Jesus blesses the little children and says the kingdom belongs to such as these. Not in their innocence, nor in their potential. The kingdom belongs to such because of what He gives them. The disciples didn’t see this. Their Lord was too busy and they shooed the children away. The children would hinder His accomplishment. We need to heed Jesus’ rebuke. Wait a minute, those in need are not a hindrance to the kingdom, children such as these are an example of what it means to enter God’s kingdom. God is the best giver of all. When man had corrupted His world through sin, God gave more, He gave His promised Son. That is how we are received by Him. Not because of what we have to contribute, but because of what He has given us in His Son. That is the spirit of mercy that energizes the service of mercy. Often our service wears thin because it doesn’t accomplish anything. But is that really the point of mercy? Have we lost the spirit of mercy?

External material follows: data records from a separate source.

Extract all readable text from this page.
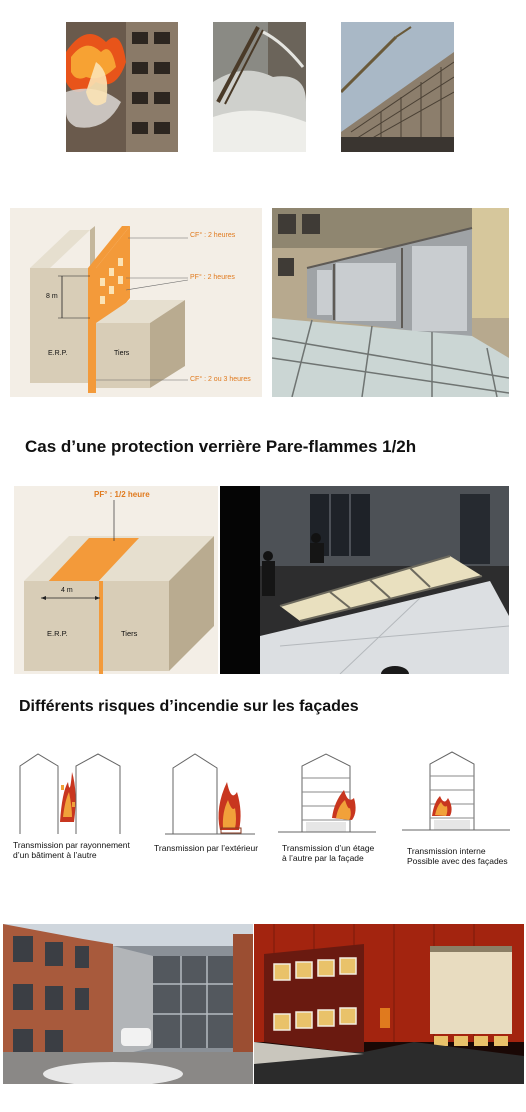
CF° : 2 heures
PF° : 2 heures
8 m
CF° : 2 ou 3 heures
E.R.P.	Tiers
Cas d’une protection verrière Pare-flammes 1/2h
PF° : 1/2 heure
4 m
E.R.P.	Tiers
Différents risques d’incendie sur les façades
Transmission par rayonnement
d’un bâtiment à l’autre
Transmission par l’extérieur	Transmission d’un étage
à l’autre par la façade
Transmission interne
Possible avec des façades
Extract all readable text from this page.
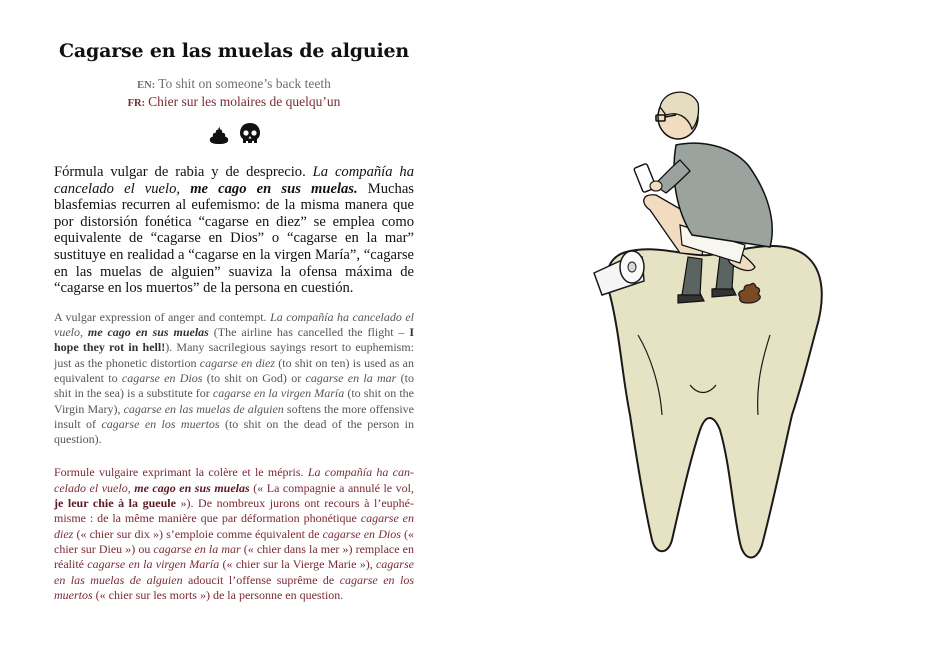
Cagarse en las muelas de alguien
EN: To shit on someone’s back teeth
FR: Chier sur les molaires de quelqu’un

Fórmula vulgar de rabia y de desprecio. La compañía ha cancelado el vuelo, me cago en sus muelas. Muchas blasfemias recurren al eufemismo: de la misma manera que por distorsión fonética “cagarse en diez” se emplea como equivalente de “cagarse en Dios” o “cagarse en la mar” sustituye en realidad a “cagarse en la virgen María”, “cagarse en las muelas de alguien” suaviza la ofensa máxima de “cagarse en los muertos” de la persona en cuestión.

A vulgar expression of anger and contempt. La compañía ha cancelado el vuelo, me cago en sus muelas (The airline has cancelled the flight – I hope they rot in hell!). Many sacrilegious sayings resort to euphemism: just as the phonetic distortion cagarse en diez (to shit on ten) is used as an equivalent to cagarse en Dios (to shit on God) or cagarse en la mar (to shit in the sea) is a substitute for cagarse en la virgen María (to shit on the Virgin Mary), cagarse en las muelas de alguien softens the more offensive insult of cagarse en los muertos (to shit on the dead of the person in question).

Formule vulgaire exprimant la colère et le mépris. La compañía ha cancelado el vuelo, me cago en sus muelas (« La compagnie a annulé le vol, je leur chie à la gueule »). De nombreux jurons ont recours à l’euphémisme : de la même manière que par déformation phonétique cagarse en diez (« chier sur dix ») s’emploie comme équivalent de cagarse en Dios (« chier sur Dieu ») ou cagarse en la mar (« chier dans la mer ») remplace en réalité cagarse en la virgen María (« chier sur la Vierge Marie »), cagarse en las muelas de alguien adoucit l’offense suprême de cagarse en los muertos (« chier sur les morts ») de la personne en question.
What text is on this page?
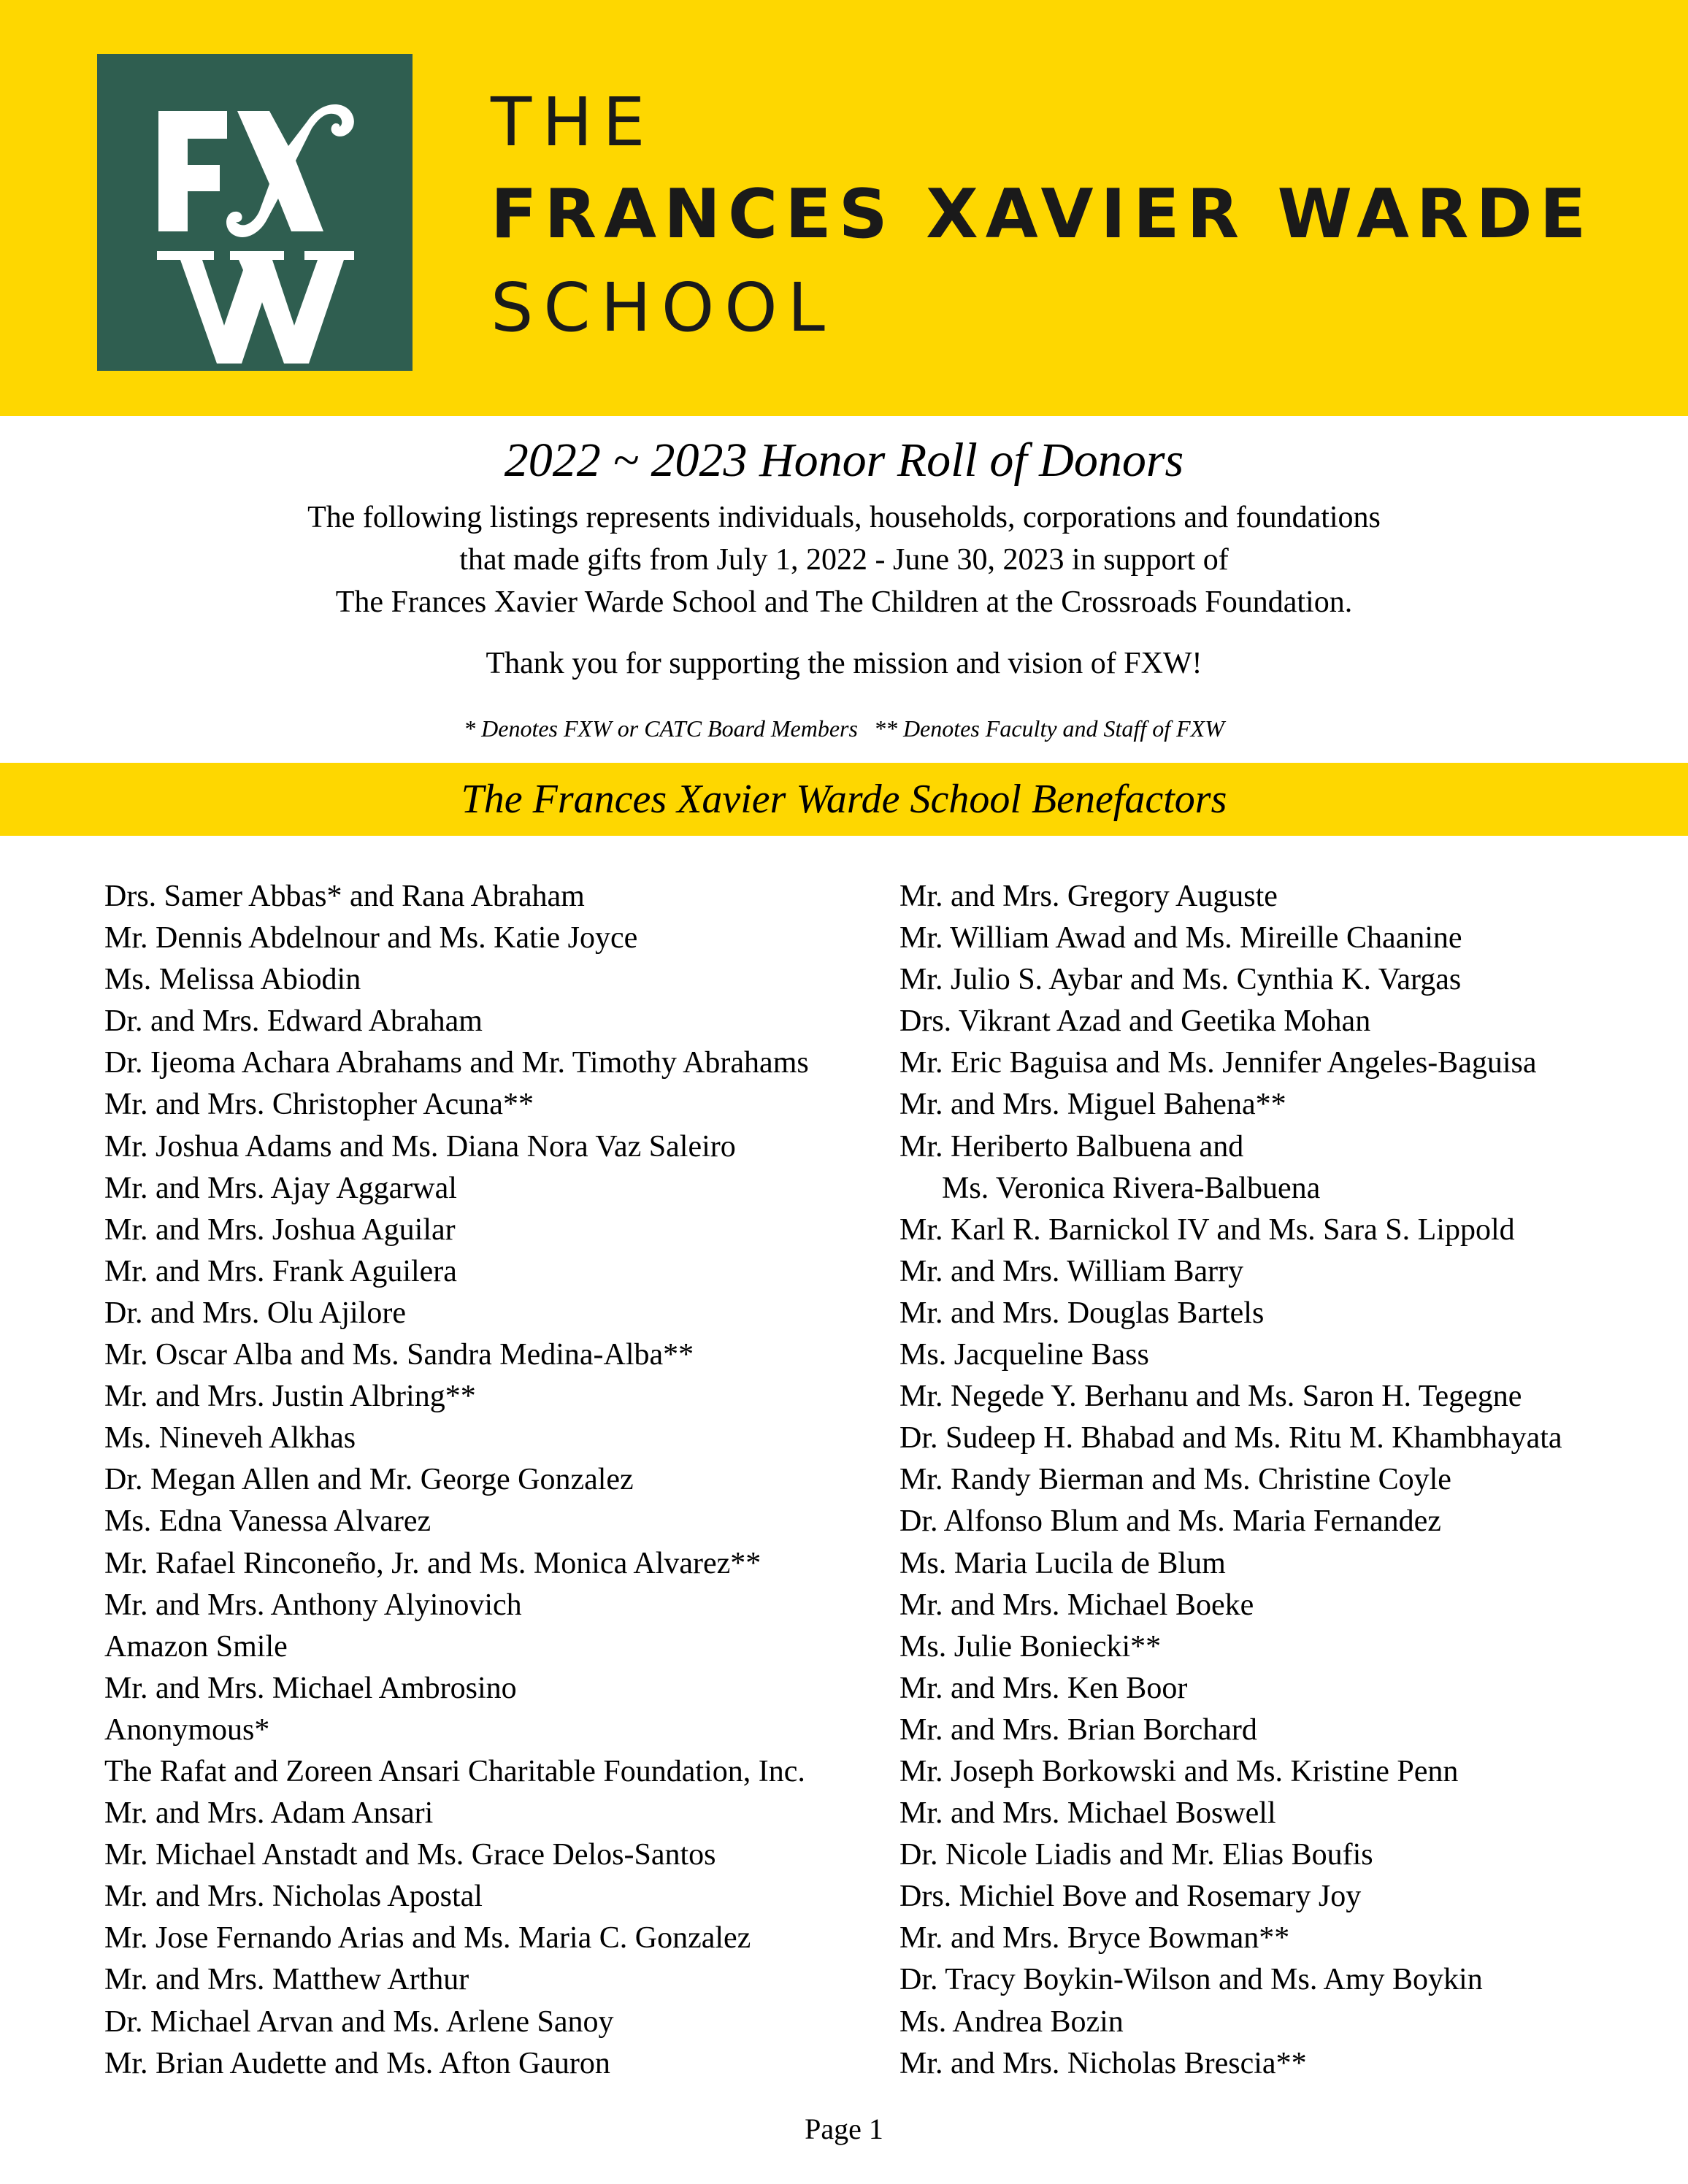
THE
FRANCES XAVIER WARDE
SCHOOL
2022 ~ 2023 Honor Roll of Donors
The following listings represents individuals, households, corporations and foundations
that made gifts from July 1, 2022 - June 30, 2023 in support of
The Frances Xavier Warde School and The Children at the Crossroads Foundation.
Thank you for supporting the mission and vision of FXW!
* Denotes FXW or CATC Board Members ** Denotes Faculty and Staff of FXW
The Frances Xavier Warde School Benefactors
Drs. Samer Abbas* and Rana Abraham
Mr. Dennis Abdelnour and Ms. Katie Joyce
Ms. Melissa Abiodin
Dr. and Mrs. Edward Abraham
Dr. Ijeoma Achara Abrahams and Mr. Timothy Abrahams
Mr. and Mrs. Christopher Acuna**
Mr. Joshua Adams and Ms. Diana Nora Vaz Saleiro
Mr. and Mrs. Ajay Aggarwal
Mr. and Mrs. Joshua Aguilar
Mr. and Mrs. Frank Aguilera
Dr. and Mrs. Olu Ajilore
Mr. Oscar Alba and Ms. Sandra Medina-Alba**
Mr. and Mrs. Justin Albring**
Ms. Nineveh Alkhas
Dr. Megan Allen and Mr. George Gonzalez
Ms. Edna Vanessa Alvarez
Mr. Rafael Rinconeño, Jr. and Ms. Monica Alvarez**
Mr. and Mrs. Anthony Alyinovich
Amazon Smile
Mr. and Mrs. Michael Ambrosino
Anonymous*
The Rafat and Zoreen Ansari Charitable Foundation, Inc.
Mr. and Mrs. Adam Ansari
Mr. Michael Anstadt and Ms. Grace Delos-Santos
Mr. and Mrs. Nicholas Apostal
Mr. Jose Fernando Arias and Ms. Maria C. Gonzalez
Mr. and Mrs. Matthew Arthur
Dr. Michael Arvan and Ms. Arlene Sanoy
Mr. Brian Audette and Ms. Afton Gauron
Mr. and Mrs. Gregory Auguste
Mr. William Awad and Ms. Mireille Chaanine
Mr. Julio S. Aybar and Ms. Cynthia K. Vargas
Drs. Vikrant Azad and Geetika Mohan
Mr. Eric Baguisa and Ms. Jennifer Angeles-Baguisa
Mr. and Mrs. Miguel Bahena**
Mr. Heriberto Balbuena and
Ms. Veronica Rivera-Balbuena
Mr. Karl R. Barnickol IV and Ms. Sara S. Lippold
Mr. and Mrs. William Barry
Mr. and Mrs. Douglas Bartels
Ms. Jacqueline Bass
Mr. Negede Y. Berhanu and Ms. Saron H. Tegegne
Dr. Sudeep H. Bhabad and Ms. Ritu M. Khambhayata
Mr. Randy Bierman and Ms. Christine Coyle
Dr. Alfonso Blum and Ms. Maria Fernandez
Ms. Maria Lucila de Blum
Mr. and Mrs. Michael Boeke
Ms. Julie Boniecki**
Mr. and Mrs. Ken Boor
Mr. and Mrs. Brian Borchard
Mr. Joseph Borkowski and Ms. Kristine Penn
Mr. and Mrs. Michael Boswell
Dr. Nicole Liadis and Mr. Elias Boufis
Drs. Michiel Bove and Rosemary Joy
Mr. and Mrs. Bryce Bowman**
Dr. Tracy Boykin-Wilson and Ms. Amy Boykin
Ms. Andrea Bozin
Mr. and Mrs. Nicholas Brescia**
Page 1
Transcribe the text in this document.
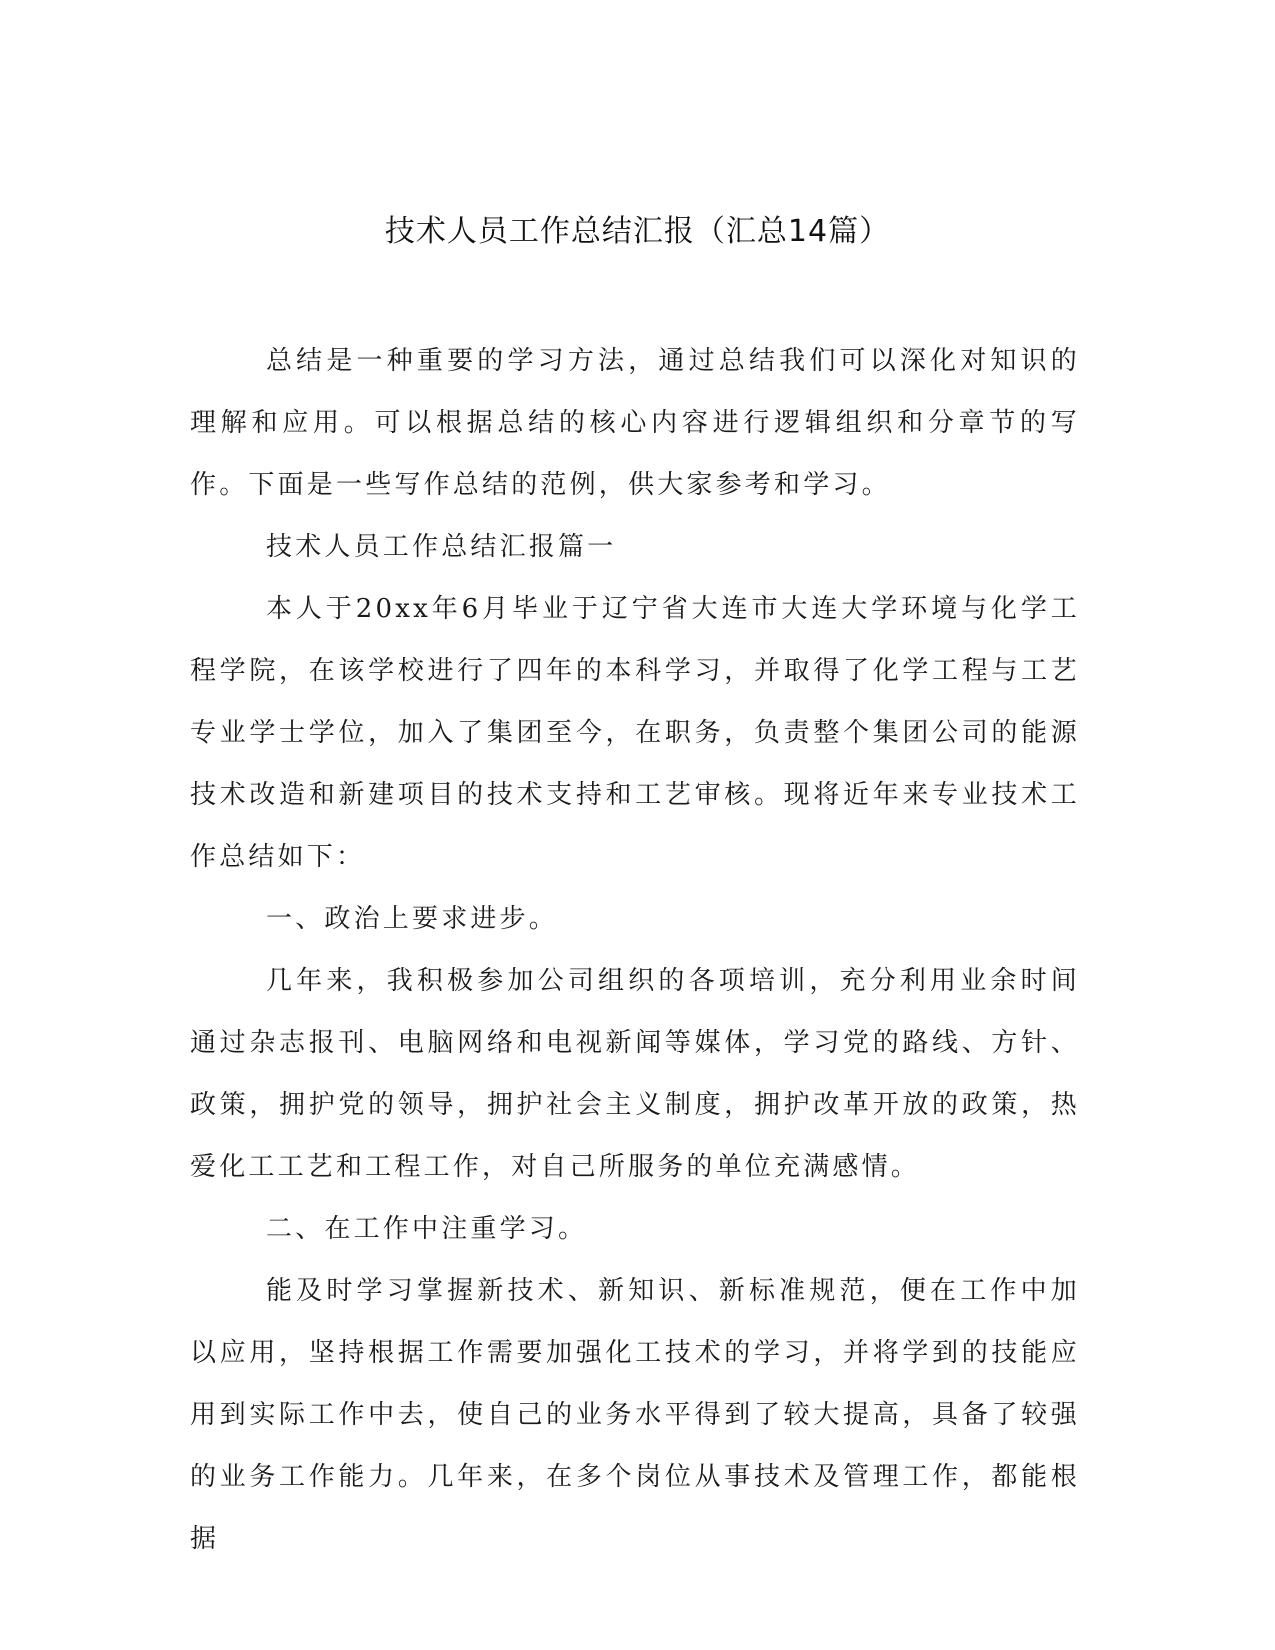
技术人员工作总结汇报（汇总14篇）

总结是一种重要的学习方法，通过总结我们可以深化对知识的理解和应用。可以根据总结的核心内容进行逻辑组织和分章节的写作。下面是一些写作总结的范例，供大家参考和学习。

技术人员工作总结汇报篇一

本人于20xx年6月毕业于辽宁省大连市大连大学环境与化学工程学院，在该学校进行了四年的本科学习，并取得了化学工程与工艺专业学士学位，加入了集团至今，在职务，负责整个集团公司的能源技术改造和新建项目的技术支持和工艺审核。现将近年来专业技术工作总结如下：

一、政治上要求进步。

几年来，我积极参加公司组织的各项培训，充分利用业余时间通过杂志报刊、电脑网络和电视新闻等媒体，学习党的路线、方针、政策，拥护党的领导，拥护社会主义制度，拥护改革开放的政策，热爱化工工艺和工程工作，对自己所服务的单位充满感情。

二、在工作中注重学习。

能及时学习掌握新技术、新知识、新标准规范，便在工作中加以应用，坚持根据工作需要加强化工技术的学习，并将学到的技能应用到实际工作中去，使自己的业务水平得到了较大提高，具备了较强的业务工作能力。几年来，在多个岗位从事技术及管理工作，都能根据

That’s why we need people with disabilities: to present us with the need. To help us understand what Christ-like-mercy really is. It is giving. Not to get, but to see the need and use our strength to serve those who are in need. Not because we hope they will accomplish something, but just because they are created in God’s image, and placed in our life. That is Christ’s method of mercy. This method will need the Spirit of Christ to perform that mercy, mercy extended for His sake only. So read this Faith in Focus and consider those with disabilities among us. Read it not because of what you can get out of it; not only so that you can understand their accomplishments; but so that you can see what you have to give to them and others solely for the sake of Christ. That’s the spirit of His mercy.